Au XVIIème siècle, les Sabran et Gauthier possèdent le tiers des terres, la vie à Aiguines y est prospère, les rapports entre les coseigneurs et les villageois sont cordiaux. En 1641, la communauté passe une transaction qui la libère du paiement d’arrérage de tailles échu depuis 1589, en compensation, les coseigneurs obtiennent l’affranchissement de la moitié de leurs biens roturiers et la franchise du château d’Aiguines. La communauté vit une période de pauvreté et de difficulté en 1655 et recourt aux prêts auprès de Marc Antoine de Gauthier et de Charles de Sabran afin de pouvoir semer le blé et l’avoine.

A partir de 1667, le château d’Aiguines est quelque peu déserté, le seigneur de Gautier y préférant des châteaux plus pompeux. De plus en plus avide de richesse et de pompe, le château d’Aiguines n’est pas assez mondain et trop austère pour les goûts du siècle. La hausse des impôts leur permettant d’ailleurs de répondre à leurs nouvelles exigences de noblesse.
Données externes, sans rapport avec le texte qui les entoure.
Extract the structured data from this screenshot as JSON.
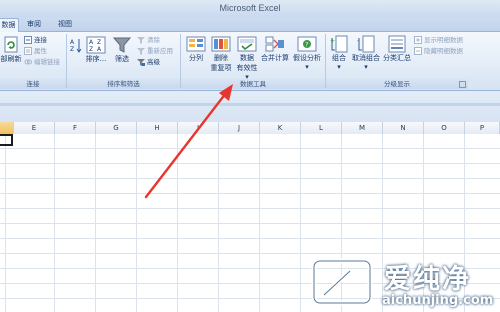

Au XVIème siècle, Les Sabran érigent la Bastide de Chantereine comme bastide noble, et l’habitent jusqu’à leur mort. Quant aux Blacas, ils y préfèrent le château de Vérignon où ils y vivent durant les XVI et XVIIème siècles pour l’abandonner ensuite définitivement.

 

Face à l’écart richesse pauvreté de plus en plus criant, le conseil songe à acquérir le droit de passage appartenant au baron de Gautier, très généreux et bienfaiteur qui consent à le vendre, toutefois, la vente n’est pas acceptée à l’unanimité par les membres du conseil.

 

Le Seigneur d’Aiguines marqua son temps et sa vie au château pars ses bons actes, notamment, en 1819, le seigneur fait don d’un legs de 1000 francs aux pauvres d’Aiguines, il avance également les frais pour construire l’horloge sur la place du village.